|Objet||Filtres||Bin||Temps Pose||Nombres Poses||Temps Total|
|Nom||M 106||Luminance||1 x 1||5 mn||42||3,5H|
|Constellation||Chiens de Chasse||Rouge||1 x 1||5 mn||25||2,08H|
|Distance||23,5 millions al||Vert||1 x 1||5 mn||25||2,08H|
|Détail prise de vue||Bleu||1 x 1||5 mn||19||1,58H|
|Lieu||Maison-Maugis 61 France||S2||1 x 1|
|Date acquisition||20/03 au 21/04/2018||Hα||1 x 1|
|Setup||O3||1 x 1|
|Instrument||Newton Skyvision Mtn 250||Totaux||111||9 hrs 25 mn|
|Monture||EQ8 Skywatcher||Acquisition faite par||Francis Bozon|
|Caméra acquisition||Morovian G2 4000||Traitement fait par||Francis Bozon|
|Caméra de guidage||Atik 314L||Logiciels utilisés|
|Montage de guidage||DO Skymeca||Acquisition||TheSkyX – Software Bisque, Focusmax, Maxpilote|
|Echantillonage||1,7 arcs||Traitement||Pixinsight, Photoshop|
COMMENTS ON THE OBJECT :
Clearly visible in the upper left corner of the photo, Messier 106, or NGC 4258, is a “barred spiral” type galaxy recognizable (by enlarging the image) by its very bright central core…framed by a line of stars from which emerge blue-green spiral arms studded with white stars wrapped in a red-blue dust cloud.
It is located in the Hunting Dogs, a small constellation made up of only two stars that can be spotted quite easily south of the end of the handle of the “Great Casserole”. Discovered by Pierre Méchain in 1781, this galaxy was later added to the catalogue of his friend and colleague Charles Messier.
It is about 30,000 light-years in diameter and its distance is estimated at between 21 and 25 million light-years from Earth (by comparison, M31, the Andromeda galaxy M 31 is 2.5 million light-years away and its extension is 140,000 light-years). The slight inclination of its equatorial plane is comparable to that of the Andromeda galaxy M31: it is thus seen practically from the front. This makes it a very popular target for amateurs despite its small angular extension of 18 minutes and its apparent rather small magnitude of 8.4.
Thanks to the observations made in 1995 in the radio field, specialists suspect that M106 hosts in its center an enormous black hole whose mass, equal to 36 million times that of the Sun, would be confined in a sphere of diameter only 1000 larger.

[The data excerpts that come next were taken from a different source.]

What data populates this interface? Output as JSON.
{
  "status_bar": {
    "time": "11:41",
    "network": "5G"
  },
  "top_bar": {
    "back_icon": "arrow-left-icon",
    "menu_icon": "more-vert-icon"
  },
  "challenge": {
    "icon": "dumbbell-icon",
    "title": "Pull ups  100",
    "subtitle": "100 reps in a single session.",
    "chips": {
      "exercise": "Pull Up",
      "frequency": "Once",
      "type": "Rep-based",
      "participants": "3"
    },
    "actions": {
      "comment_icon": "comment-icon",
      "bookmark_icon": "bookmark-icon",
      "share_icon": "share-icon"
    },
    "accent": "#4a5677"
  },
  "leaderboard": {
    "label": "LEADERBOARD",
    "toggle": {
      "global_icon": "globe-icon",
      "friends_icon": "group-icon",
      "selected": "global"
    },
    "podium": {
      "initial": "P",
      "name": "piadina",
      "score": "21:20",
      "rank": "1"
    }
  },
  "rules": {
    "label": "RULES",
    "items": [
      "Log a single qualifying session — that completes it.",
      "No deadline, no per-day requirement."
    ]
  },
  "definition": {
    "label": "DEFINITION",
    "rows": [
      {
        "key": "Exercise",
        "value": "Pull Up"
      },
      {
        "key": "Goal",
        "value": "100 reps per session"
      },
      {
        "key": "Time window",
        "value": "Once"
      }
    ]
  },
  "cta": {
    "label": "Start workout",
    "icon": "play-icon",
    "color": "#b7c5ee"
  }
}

If this hypothesis proves true, this black hole would be the densest concentration of matter currently known.
It is thought that this type of galaxy with a very active and very bright nucleus draws its energy from the fall of matter on the central supermassive black hole. Already in 1943, Carl K. Seyfert (American astronomer, 1911-1960) had classified this galaxy as one of those galaxies with emission lines in their spectra from their nuclei, which are now called “Seyfert Galaxies”. These emissions occur throughout the entire electromagnetic spectrum, from radio waves to X-rays, including the visible range.
It should also be noted that the characteristics of the dense disc of matter surrounding this object made it possible to make a geometric measurement of its distance independently of other methods. This led to a distance of 23.8 ± 1.3 million light-years, which is considered to be consistent with the Cepheid data.
Among the other objects visible on this picture, we can see from top to bottom :
– NGC 4248, magnitude 12.6.
-NGC 4231 and NGC 4232, a little lower, one next to the other like two binoculars.
– NGC 4217, a spiral galaxy seen in profile with its gas band clearly visible, main companion of magnitude 12 located at the bottom, in the lower left corner of the picture.
– NGC 4220, another spiral galaxy seen in profile, of magnitude 12, in the lower right corner.